8 December 2009 | Jake Kanter
An NHS primary care trust (PCT) is to bar private and third sector suppliers from bidding for a community services contract.
It is among the first of many expected to take a similar stance following a change in policy by the Department of Health (DH), which issued guidance in October that said the NHS should become the “preferred provider”. The DH said this approach was about getting the “best care for patients and looking after the NHS staff who care for them”.
In a letter to potential bidders seen by SM, NHS Great Yarmouth and Waveney (GYW) said it would put the deal out to tender only for public sector health suppliers.
“In the light of the guidance provided to the PCT, the PCT plans to proceed with the procurement process as planned, but limiting the pool of potential bidders to NHS organisations,” wrote Sushil Jathanna, chief executive of GYW.
NHS organisations can collaborate with independent or third sector providers but with the NHS body taking the prime role.

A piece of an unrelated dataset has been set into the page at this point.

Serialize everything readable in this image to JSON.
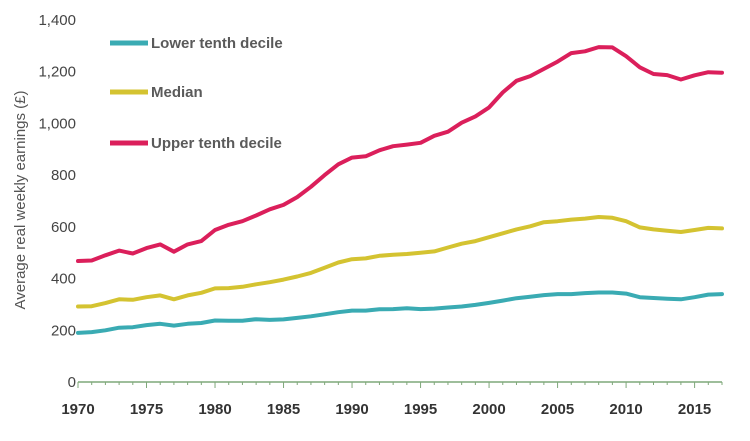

Jathanna said the trust’s decision was taken after consultation with the DH and Strategic Health Authority. GYW will meet potential bidders tomorrow to confirm the revised process, outline potential for partnering and provide more information on the contract.
In a statement to SM, Jathanna said: “Our priority has always been to make sure that the services we commission provide the best possible care for our patients.
“We will be inviting tenders from fellow NHS organisations, who we will then encourage to work in closer partnership with the voluntary and independent sectors. This process will encourage competition to help drive up quality within the NHS.”
Stephen Dunn, director of strategy for NHS East of England, added that the decision was “bold”, but would help “transform community services for the benefit of patients, the public and taxpayers”.
Great Yarmouth and Waveney Community Services is the incumbent supplier, providing services including language therapy, district nursing and physiotherapy. GYW hopes to have a new provider in place by the middle of next year.